Io sono un uomo del Sud, il Cile è la nazione più australe del mondo, e il mio paese di uomini e donne orgogliosamente verticali davanti alle sfide della vita affonda le sue radici nell'antartide. Paese di Pablo Neruda e di Gabriela Mistral, di Salvador Allende e di Pedro Aguirre Cerda, di donne e di uomini che, giunti da tutte le latitudini, hanno creato assieme ai mapuche, la Gente della Terra, un meticciato unito dalla più splendente diversità e dall'amore appassionato nei confronti delle parole fondatrici dei Diritti Umani. I migliori poeti e scrittori cileni hanno fermamente creduto che o la letteratura si basava sulle solide fondamenta dell'universalità umana, o non serviva a nulla. E poiché noi cileni amiamo i nostri migliori poeti e scrittori, abbiamo dato loro ragione e tutto il paese ha levato in coro la voce in difesa dei Diritti Umani. Abbiamo pagato un prezzo molto alto per aver invocato questi diritti: sedici anni di tenebre, paura, terrore, libri bruciati nelle strade, la più atroce dittatura ha tentato di zittire le nostre voci che reclamavano in nome dell'universalità umana. Ma non ci sono riusciti e anche se oggi mancano all'appello tremilacinquecento cileni desaparecidos, continuiamo ad alzare le nostre voci, anche in loro nome, perché le parole PANE, PACE, LAVORO, GIUSTIZZA e LIBERTA’ siano le fondamenta di un altro Cile possibile che, passo dopo passo, stiamo costruendo.

Sono un uomo del Sud, è questo il mio più grande orgoglio, nelle mie vene scorrono i fiumi più ricchi d'acqua, sotto la mia pelle si avvertono il caldo del deserto di Atacama e il filo polare dei ghiacciai, sulla mia pelle porto tatuati i nomi delle mille isole del Cile, respiro l'aroma dei suoi boschi infiniti, e parlo e scrivo e agisco ed esisto in nome dei poveri della mia terra, dei degni poveri della mia terra.

Come cileno e latinoamericano, sono nato e cresciuto nell'emergenza che ci hanno imposto. Recitando i versi dei poeti che ci hanno ucciso, come Pablo Neruda e Paco Urondo.
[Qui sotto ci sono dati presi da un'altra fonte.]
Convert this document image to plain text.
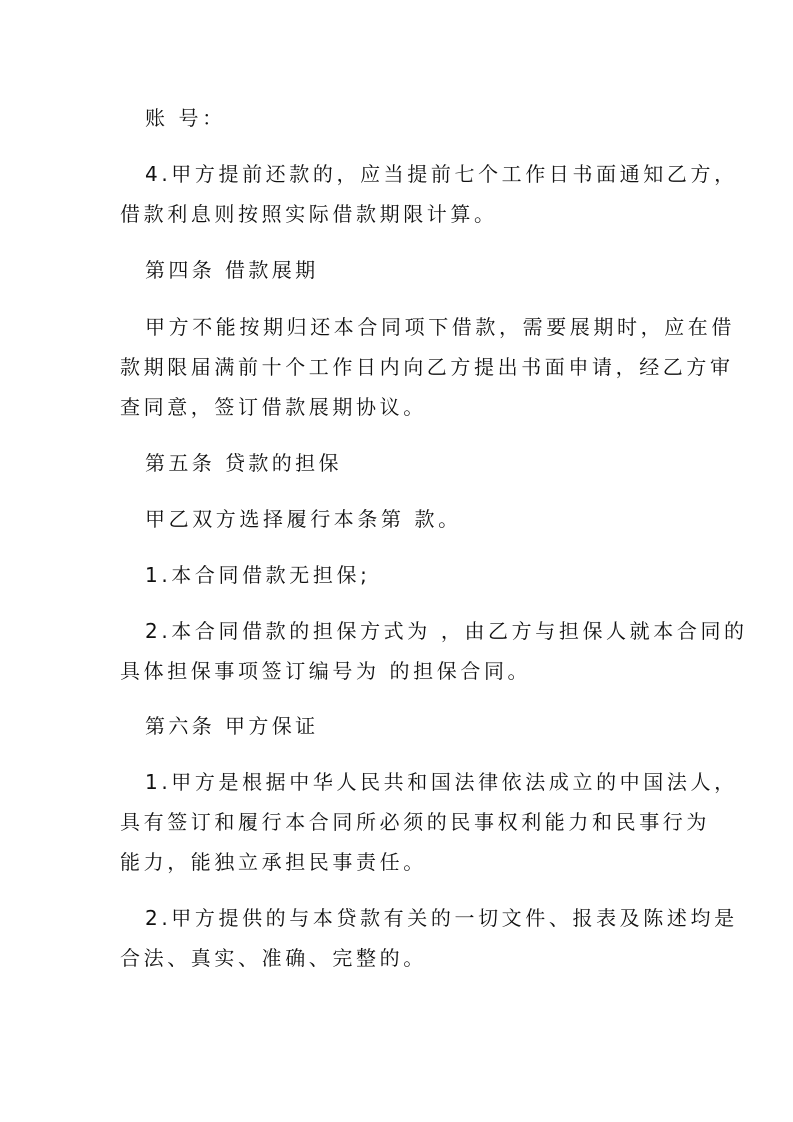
账 号：
4.甲方提前还款的，应当提前七个工作日书面通知乙方，
借款利息则按照实际借款期限计算。
第四条 借款展期
甲方不能按期归还本合同项下借款，需要展期时，应在借
款期限届满前十个工作日内向乙方提出书面申请，经乙方审
查同意，签订借款展期协议。
第五条 贷款的担保
甲乙双方选择履行本条第 款。
1.本合同借款无担保;
2.本合同借款的担保方式为 ，由乙方与担保人就本合同的
具体担保事项签订编号为 的担保合同。
第六条 甲方保证
1.甲方是根据中华人民共和国法律依法成立的中国法人，
具有签订和履行本合同所必须的民事权利能力和民事行为
能力，能独立承担民事责任。
2.甲方提供的与本贷款有关的一切文件、报表及陈述均是
合法、真实、准确、完整的。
Narrando i racconti e i romanzi degli scrittori che ci hanno ucciso, come Haroldo Conti e Roberto Walsh. Cantando le canzoni dei cantautori che ci hanno ucciso, come Victor Jara e Jorge Cafrune. E sono stati loro, e tanti altri, ad averci insegnato a credere all'universalità umana della letteratura, perché proprio per questo li hanno uccisi.

Ho scritto molti libri e in tutti ci sono le invincibili parole fondatrici del mondo possibile e fraterno in cui credo. Scrivo sulla carta e sui muri: PANE, PACE, LAVORO, GIUSTIZIA e LIBERTA', ueste cinque parole che racchiudono tutta l'umana universalità della letteratura.